The Problem
Imagine wanting to empirically compute a statistic on connected graphs. The set of non-isomorphic connected graphs on a given number of nodes becomes huge very quickly. This is visualized in the following plot with logarithmic y-axis:
This is why computing your statistic for every possible graph becomes quickly infeasible and you might want to resort to random sampling instead. Unfortunately, at least my favorite python package for graphs, networkx, does not provide any method to uniformly sample from the set of connected graphs with $n$ nodes.
A Potential Solution
In order to draw from the set of non-isomorphic simple graphs on $n$ vertices uniformly, I am going to use the Metropolis-Hastings Algorithm as described in this book by Roger D. Peng for instance.
The Metropolis-Hastings Algorithm is more like a template which one can use to approximate a desired target distribution given an available proposal distribution. Specifically, the algorithm needs access to the conditional proposal distribution $q(y | x)$ and a ratio $\frac{p(y)}{p(x)}$ where $p(\cdot)$ is the desired target distribution.

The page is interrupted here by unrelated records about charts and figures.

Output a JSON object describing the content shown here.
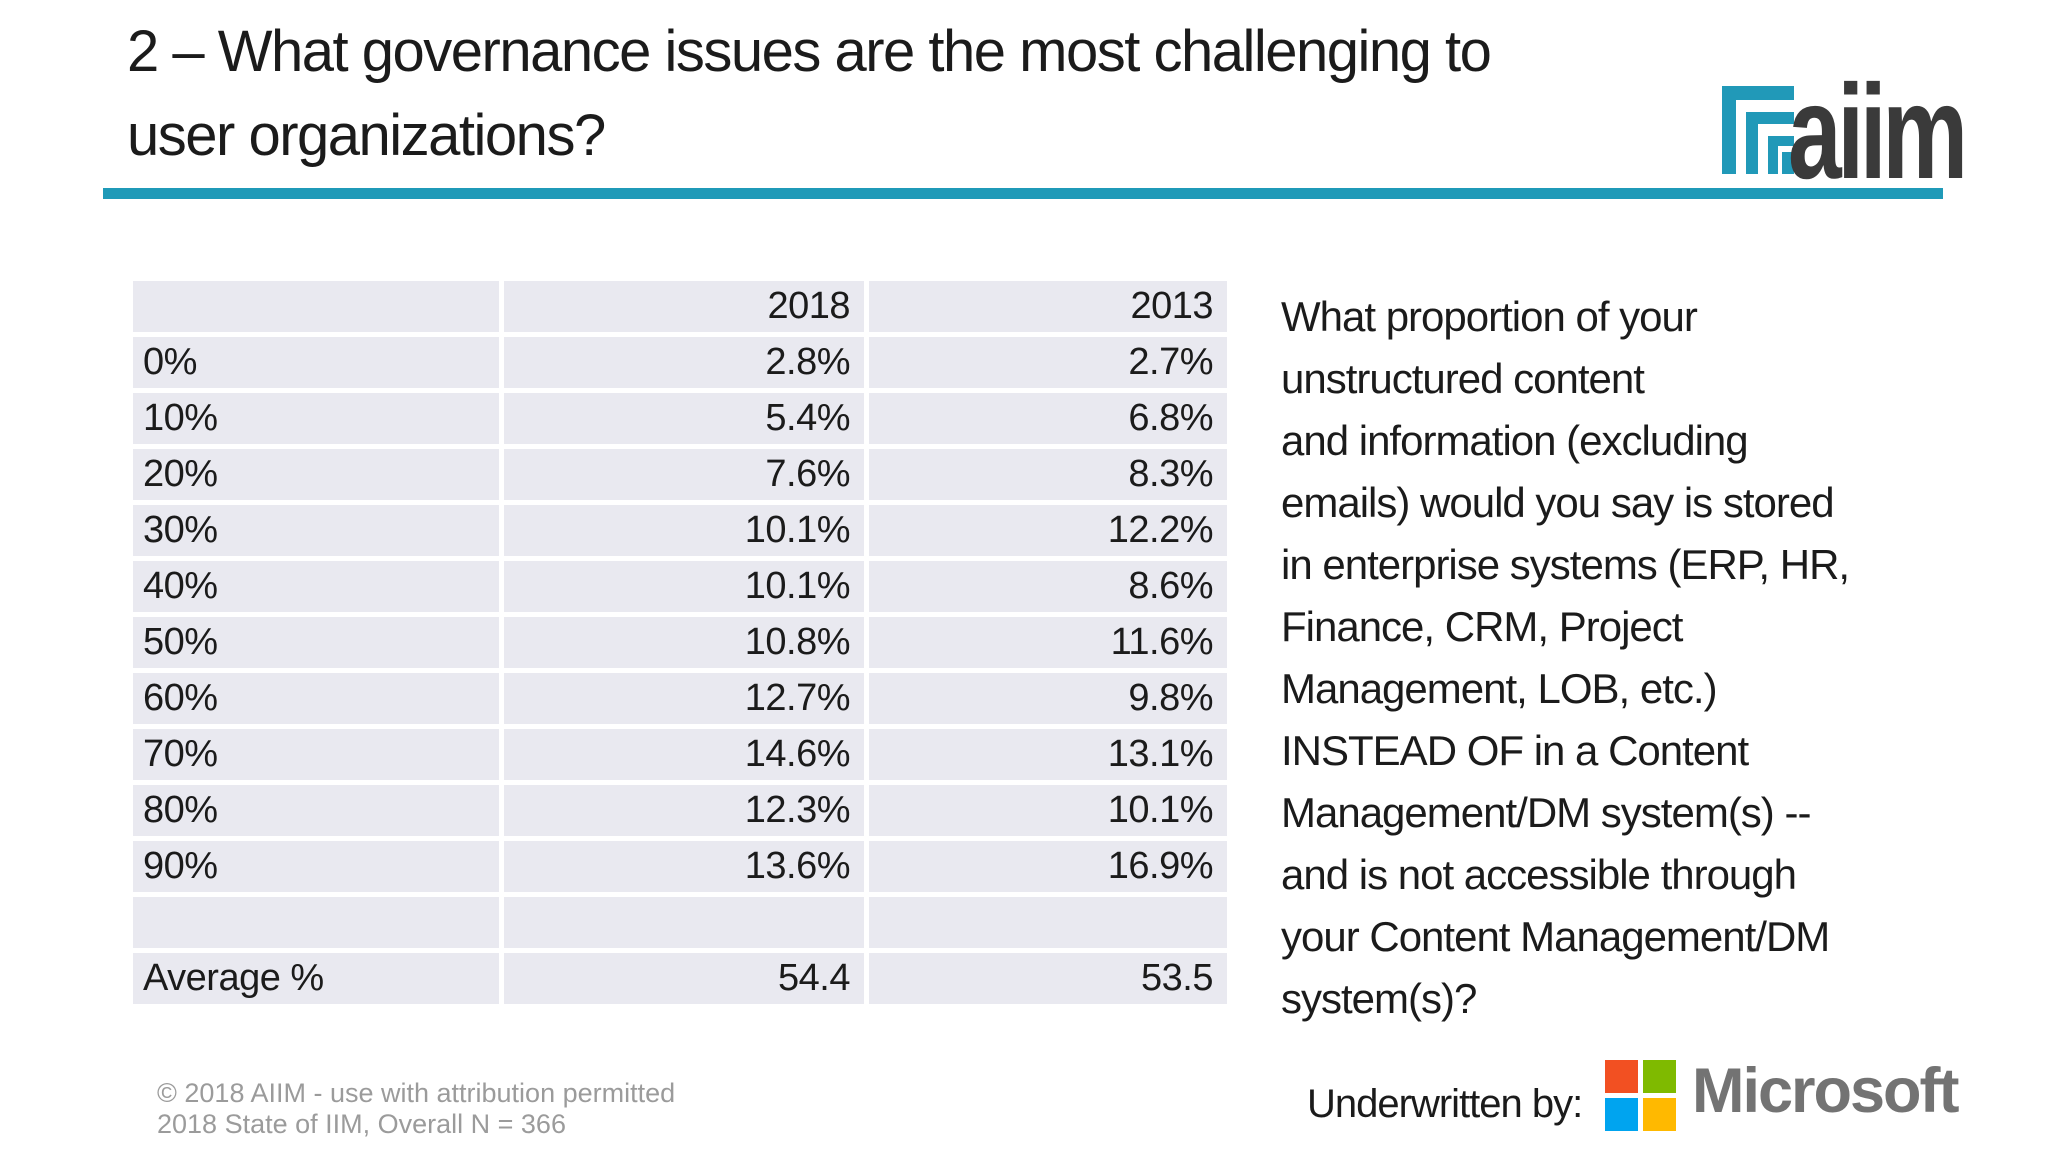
{
  "header": {
    "title": "2 – What governance issues are the most challenging to\nuser organizations?",
    "logo_wordmark": "aiim",
    "accent_color": "#1f9ab8",
    "logo_icon_color": "#2199b8",
    "logo_text_color": "#3a3a3a"
  },
  "table": {
    "cell_bg_color": "#e9e9f0",
    "columns": [
      "",
      "2018",
      "2013"
    ],
    "rows": [
      {
        "label": "0%",
        "y2018": "2.8%",
        "y2013": "2.7%"
      },
      {
        "label": "10%",
        "y2018": "5.4%",
        "y2013": "6.8%"
      },
      {
        "label": "20%",
        "y2018": "7.6%",
        "y2013": "8.3%"
      },
      {
        "label": "30%",
        "y2018": "10.1%",
        "y2013": "12.2%"
      },
      {
        "label": "40%",
        "y2018": "10.1%",
        "y2013": "8.6%"
      },
      {
        "label": "50%",
        "y2018": "10.8%",
        "y2013": "11.6%"
      },
      {
        "label": "60%",
        "y2018": "12.7%",
        "y2013": "9.8%"
      },
      {
        "label": "70%",
        "y2018": "14.6%",
        "y2013": "13.1%"
      },
      {
        "label": "80%",
        "y2018": "12.3%",
        "y2013": "10.1%"
      },
      {
        "label": "90%",
        "y2018": "13.6%",
        "y2013": "16.9%"
      },
      {
        "label": "",
        "y2018": "",
        "y2013": ""
      },
      {
        "label": "Average %",
        "y2018": "54.4",
        "y2013": "53.5"
      }
    ]
  },
  "chart_data": {
    "type": "table",
    "categories": [
      "0%",
      "10%",
      "20%",
      "30%",
      "40%",
      "50%",
      "60%",
      "70%",
      "80%",
      "90%"
    ],
    "series": [
      {
        "name": "2018",
        "values": [
          2.8,
          5.4,
          7.6,
          10.1,
          10.1,
          10.8,
          12.7,
          14.6,
          12.3,
          13.6
        ]
      },
      {
        "name": "2013",
        "values": [
          2.7,
          6.8,
          8.3,
          12.2,
          8.6,
          11.6,
          9.8,
          13.1,
          10.1,
          16.9
        ]
      }
    ],
    "average_row": {
      "label": "Average %",
      "2018": 54.4,
      "2013": 53.5
    }
  },
  "question": {
    "text": "What proportion of your\nunstructured content\nand information (excluding\nemails) would you say is stored\nin enterprise systems (ERP, HR,\nFinance, CRM, Project\nManagement, LOB, etc.)\nINSTEAD OF in a Content\nManagement/DM system(s) --\nand is not accessible through\nyour Content Management/DM\nsystem(s)?"
  },
  "footer": {
    "copyright": "© 2018 AIIM - use with attribution permitted\n2018 State of IIM, Overall N = 366",
    "underwritten_label": "Underwritten by:",
    "microsoft_wordmark": "Microsoft",
    "microsoft_colors": {
      "top_left": "#f25022",
      "top_right": "#7fba00",
      "bottom_left": "#00a4ef",
      "bottom_right": "#ffb900",
      "wordmark": "#737373"
    }
  }
}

Its output converges to a sample-set from the target distribution $p(\cdot)$, if you let the algorithm run for enough iterations. Finding out when we have run enough iterations is out of scope for this post, however.
In the discussed problem setting, the target distribution $p(\cdot)$ is the uniform distribution on the set of all non-isomorphic, connected simple graphs on $n$ vertices. I am going to call this set $\mathcal{G}_n$ in the following. Since $p(G) = p(G’)$ for all graphs $G, G’ \in \mathcal{G}_n$, the ratio $\frac{p(G’)}{p(G)}$ just equals $1$.

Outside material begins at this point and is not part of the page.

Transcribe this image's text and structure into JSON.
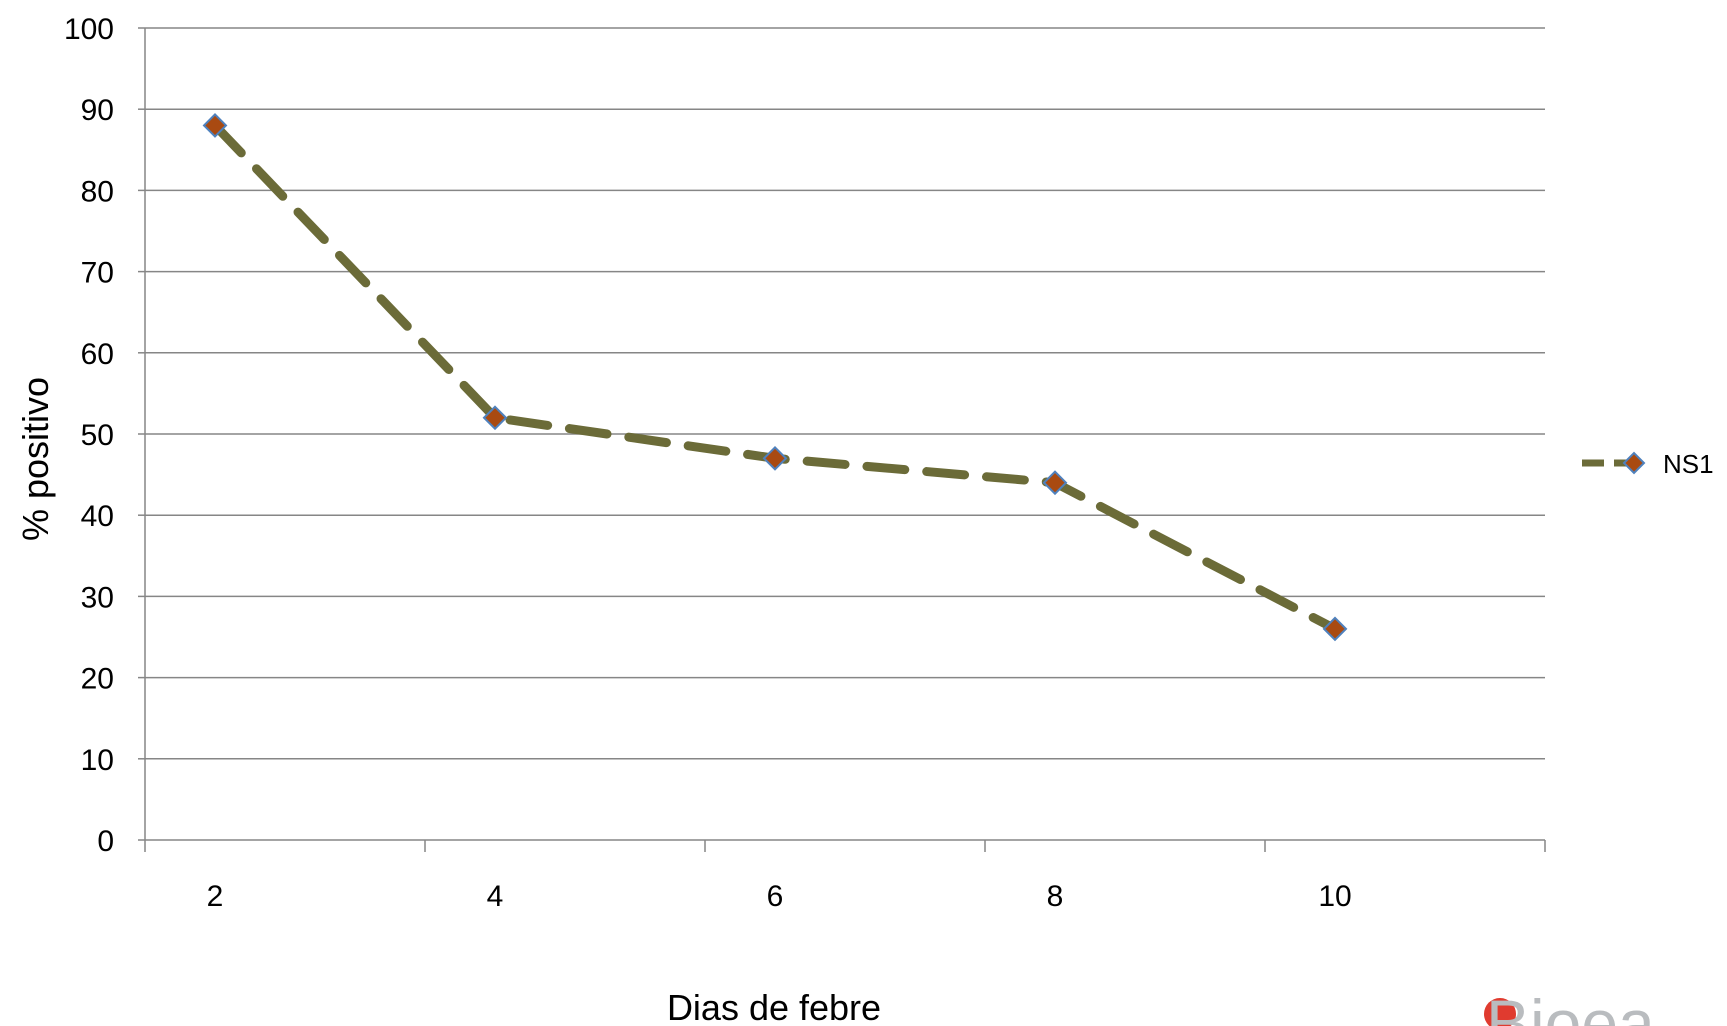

Now, we need to choose a conditional proposal distribution $q(G’ | G)$. This is basically a transition rule to randomly choose a neighbouring graph $G’$ for a given graph $G$. The transition rule needs to fulfill the condition that we can reach any graph $H$ from any graph $G$ with a series of intermediate graphs $G_1, \dots, G_k$ such that $q(G_1 | G), \dots q(G_{i+1} | G_i), \dots, q(H | G_k) > 0$.
I chose a straightforward conditional proposal distribution $q(G’ | G)$ by creating a list $\mathcal{N}(G)$ of neighbouring graphs of $G$ and taking a uniformly random $G’$ from this list. The neighbor list, $\mathcal{N}(G)$, is defined by iterating through all unordered pairs of vertices $e = { v, w }$ and checking if they are an edge of $G$ or not. If ${ v, w }$ is not an edge of $G$, we just add $G + e$ to the list $\mathcal{N}(G)$. If $e$ is an edge of $G$ however, we first check if $G - e$ is connected. If $G - e$ is connected, we add it to $\mathcal{N}(G)$. If $G - e$ is not connected, we just ignore it. Here we used the shorthand $G + e$ to denote the graph $G$ with edge $e$ added to it and $G - e$ with edge $e$ removed from it. In a last step, we filter $\mathcal{N}(G)$ such that it contains only non-isomorphic graphs.

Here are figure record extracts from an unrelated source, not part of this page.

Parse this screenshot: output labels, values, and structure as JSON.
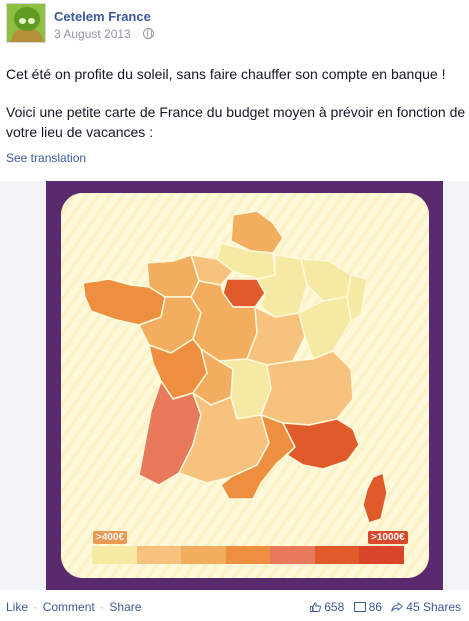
{
  "post": {
    "page_name": "Cetelem France",
    "date": "3 August 2013",
    "privacy_icon": "globe-icon",
    "message_line1": "Cet été on profite du soleil, sans faire chauffer son compte en banque !",
    "message_line2": "Voici une petite carte de France du budget moyen à prévoir en fonction de votre lieu de vacances :",
    "see_translation": "See translation"
  },
  "image": {
    "legend_low": ">400€",
    "legend_high": ">1000€",
    "scale_colors": [
      "#f6e9a3",
      "#f7c27e",
      "#f2ae5e",
      "#ee8f3f",
      "#e8795a",
      "#e15a2a",
      "#d9442a"
    ]
  },
  "footer": {
    "like": "Like",
    "comment": "Comment",
    "share": "Share",
    "separator": "·",
    "likes_count": "658",
    "comments_count": "86",
    "shares_count": "45 Shares"
  },
  "colors": {
    "link": "#3b5998",
    "meta": "#9197a3",
    "poster_frame": "#5a2a6e",
    "card_background": "#fff9dc"
  }
}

With these choices, the Metropolis-Hastings Algorithm looks as follows:
- Initialize the list of samples $S \leftarrow \emptyset$
- Initialize $G$.
- Uniformly draw a graph $G’$ from $\mathcal{N}(G)$
- Compute the acceptance ratio $\alpha \leftarrow \min( \frac{|\mathcal{N}(G)|}{|\mathcal{N}(G’)|}, 1)$
- Uniformly draw a rational number $u$ from the interval $[0, 1]$
- If $u \leq \alpha$ set $G \leftarrow G'$
- Add $G$ to the list $S$
- After enough iterations return $S$ - otherwise go to step 3.
Next Steps
So far we have seen an idea for an instantiation of the Metropolis-Hastings Method to sample uniformly from the connected graphs on a given number of vertices. From here, I see two ways to test the idea. The first one would be to somewhat become an expert on MCMC and produce formal proofs that the method is working well, i.e. that my proposal distribution is indeed usable for Metropolis-Hastings and then give asymptotic convergence rates. The second way to test the idea would be to just code up the idea and see if it gives promising experimental results on small graphs. In the spirit of testing ideas quickly, I want to explore my experimental results in a follow-up post.